In the past, the Iranian government has been known to cultivate and associate with organizations capable of devastating operations such as the 1983 Marine Corps barracks bombing in Beirut, Lebanon. Suicide bombers detonated truck bombs that killed 241 American servicemen including 220 Marines, 18 sailors and three soldiers. Sixty Americans were injured.
Hezbollah, according to U.S. intelligence experts, which carried out that attack, has long been one of Iran's key proxies for covert activity. But Clawson says Iran's covert skills are slipping.

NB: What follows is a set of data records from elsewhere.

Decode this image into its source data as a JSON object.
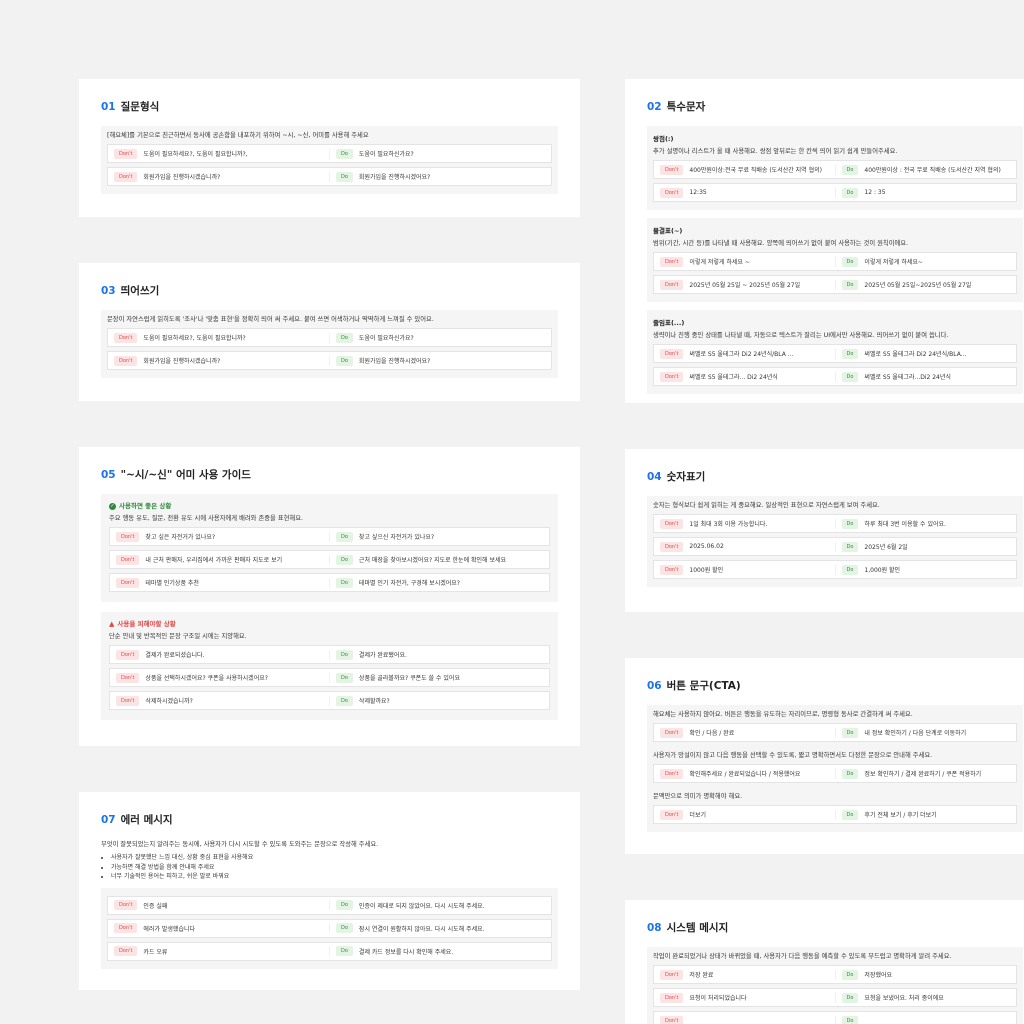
{
  "labels": {
    "dont": "Don't",
    "do": "Do"
  },
  "colors": {
    "accent": "#1a73e8",
    "dont": "#e04848",
    "do": "#2e8b3c"
  },
  "s01": {
    "num": "01",
    "title": "질문형식",
    "desc": "[해요체]를 기본으로 친근하면서 동사에 공손함을 내포하기 위하여 ~시, ~신, 어미를 사용해 주세요",
    "rows": [
      {
        "dont": "도움이 필요하세요?,  도움이 필요합니까?,",
        "do": "도움이 필요하신가요?"
      },
      {
        "dont": "회원가입을 진행하시겠습니까?",
        "do": "회원가입을 진행하시겠어요?"
      }
    ]
  },
  "s03": {
    "num": "03",
    "title": "띄어쓰기",
    "desc": "문장이 자연스럽게 읽히도록 '조사'나 '맞춤 표현'을 정확히 띄어 써 주세요. 붙여 쓰면 어색하거나 딱딱하게 느껴질 수 있어요.",
    "rows": [
      {
        "dont": "도움이 필요하세요?, 도움이 필요합니까?",
        "do": "도움이 필요하신가요?"
      },
      {
        "dont": "회원가입을 진행하시겠습니까?",
        "do": "회원가입을 진행하시겠어요?"
      }
    ]
  },
  "s05": {
    "num": "05",
    "title": "\"~시/~신\" 어미 사용 가이드",
    "good": {
      "head": "사용하면 좋은 상황",
      "desc": "주요 행동 유도, 질문, 전환 유도 시에 사용자에게 배려와 존중을 표현해요.",
      "rows": [
        {
          "dont": "찾고 싶은 자전거가 있나요?",
          "do": "찾고 싶으신 자전거가 있나요?"
        },
        {
          "dont": "내 근처 판매자, 우리집에서 가까운 판매자 지도로 보기",
          "do": "근처 매장을 찾아보시겠어요? 지도로 한눈에 확인해 보세요"
        },
        {
          "dont": "테마별 인기상품 추천",
          "do": "테마별 인기 자전거, 구경해 보시겠어요?"
        }
      ]
    },
    "bad": {
      "head": "사용을 피해야할 상황",
      "desc": "단순 안내 및 반복적인 문장 구조일 시에는 지양해요.",
      "rows": [
        {
          "dont": "결제가 완료되셨습니다.",
          "do": "결제가 완료됐어요."
        },
        {
          "dont": "상품을 선택하시겠어요? 쿠폰을 사용하시겠어요?",
          "do": "상품을 골라볼까요? 쿠폰도 쓸 수 있어요"
        },
        {
          "dont": "삭제하시겠습니까?",
          "do": "삭제할까요?"
        }
      ]
    }
  },
  "s07": {
    "num": "07",
    "title": "에러 메시지",
    "desc": "무엇이 잘못되었는지 알려주는 동시에, 사용자가 다시 시도할 수 있도록 도와주는 문장으로 작성해 주세요.",
    "bullets": [
      "사용자가 잘못했단 느낌 대신, 상황 중심 표현을 사용해요",
      "가능하면 해결 방법을 함께 안내해 주세요",
      "너무 기술적인 용어는 피하고, 쉬운 말로 바꿔요"
    ],
    "rows": [
      {
        "dont": "인증 실패",
        "do": "인증이 제대로 되지 않았어요. 다시 시도해 주세요."
      },
      {
        "dont": "에러가 발생했습니다",
        "do": "잠시 연결이 원활하지 않아요. 다시 시도해 주세요."
      },
      {
        "dont": "카드 오류",
        "do": "결제 카드 정보를 다시 확인해 주세요."
      }
    ]
  },
  "s02": {
    "num": "02",
    "title": "특수문자",
    "groups": [
      {
        "label": "쌍점(:)",
        "desc": "추가 설명이나 리스트가 올 때 사용해요. 쌍점 앞뒤로는 한 칸씩 띄어 읽기 쉽게 만들어주세요.",
        "rows": [
          {
            "dont": "400만원이상:전국 무료 직배송 (도서산간 지역 협의)",
            "do": "400만원이상 : 전국 무료 직배송 (도서산간 지역 협의)"
          },
          {
            "dont": "12:35",
            "do": "12 : 35"
          }
        ]
      },
      {
        "label": "물결표(~)",
        "desc": "범위(기간, 시간 등)를 나타낼 때 사용해요. 양쪽에 띄어쓰기 없이 붙여 사용하는 것이 원칙이에요.",
        "rows": [
          {
            "dont": "이렇게 저렇게 하세요 ~",
            "do": "이렇게 저렇게 하세요~"
          },
          {
            "dont": "2025년 05월 25일 ~ 2025년 05월 27일",
            "do": "2025년 05월 25일~2025년 05월 27일"
          }
        ]
      },
      {
        "label": "줄임표(...)",
        "desc": "생략이나 진행 중인 상태를 나타낼 때, 자동으로 텍스트가 잘리는 UI에서만 사용해요. 띄어쓰기 없이 붙여 씁니다.",
        "rows": [
          {
            "dont": "써벨로 S5 울테그라 Di2 24년식/BLA ...",
            "do": "써벨로 S5 울테그라 Di2 24년식/BLA..."
          },
          {
            "dont": "써벨로 S5 울테그라... Di2 24년식",
            "do": "써벨로 S5 울테그라...Di2 24년식"
          }
        ]
      }
    ]
  },
  "s04": {
    "num": "04",
    "title": "숫자표기",
    "desc": "숫자는 형식보다 쉽게 읽히는 게 중요해요. 일상적인 표현으로 자연스럽게 보여 주세요.",
    "rows": [
      {
        "dont": "1일 최대 3회 이용 가능합니다.",
        "do": "하루 최대 3번 이용할 수 있어요."
      },
      {
        "dont": "2025.06.02",
        "do": "2025년 6월 2일"
      },
      {
        "dont": "1000원 할인",
        "do": "1,000원 할인"
      }
    ]
  },
  "s06": {
    "num": "06",
    "title": "버튼 문구(CTA)",
    "parts": [
      {
        "desc": "해요체는 사용하지 않아요. 버튼은 행동을 유도하는 자리이므로, 명령형 동사로 간결하게 써 주세요.",
        "rows": [
          {
            "dont": "확인 / 다음 / 완료",
            "do": "내 정보 확인하기 / 다음 단계로 이동하기"
          }
        ]
      },
      {
        "desc": "사용자가 망설이지 않고 다음 행동을 선택할 수 있도록, 짧고 명확하면서도 다정한 문장으로 안내해 주세요.",
        "rows": [
          {
            "dont": "확인해주세요 / 완료되었습니다 / 적용했어요",
            "do": "정보 확인하기 / 결제 완료하기 / 쿠폰 적용하기"
          }
        ]
      },
      {
        "desc": "문맥만으로 의미가 명확해야 해요.",
        "rows": [
          {
            "dont": "더보기",
            "do": "후기 전체 보기 / 후기 더보기"
          }
        ]
      }
    ]
  },
  "s08": {
    "num": "08",
    "title": "시스템 메시지",
    "desc": "작업이 완료되었거나 상태가 바뀌었을 때, 사용자가 다음 행동을 예측할 수 있도록 부드럽고 명확하게 알려 주세요.",
    "rows": [
      {
        "dont": "저장 완료",
        "do": "저장했어요"
      },
      {
        "dont": "요청이 처리되었습니다",
        "do": "요청을 보냈어요. 처리 중이에요"
      },
      {
        "dont": "",
        "do": ""
      }
    ]
  }
}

"Hezbollah in Lebanon was once called the A-team of terrorists. Their skills seem to have significantly atrophied in recent years," he said.
But even if Iran's capacity to retaliate against attacks on its nuclear program facilities or other interests is in decline, there are motivations for them to lash out.
"People have been sabotaging the Iranian nuclear program for years, at least four Iranian scientists have been assassinated on the streets of Tehran and it's widely believed that those assassinations were orchestrated by Israel. There have been cyber-attacks against the Iranian nuclear program by the U.S. and Israel," says George Perkovich, vice president for studies and director of the Nuclear Policy Program at the Carnegie Endowment for International Peace.
"I don't think it's a threat (from Shirazi) that needs to be taken that seriously," Perkovich says, adding that he can understand why Iranians may blame the U.S. because of the growth of attacks in Quetta against Shiites and the relationship between the U.S. and Pakistan.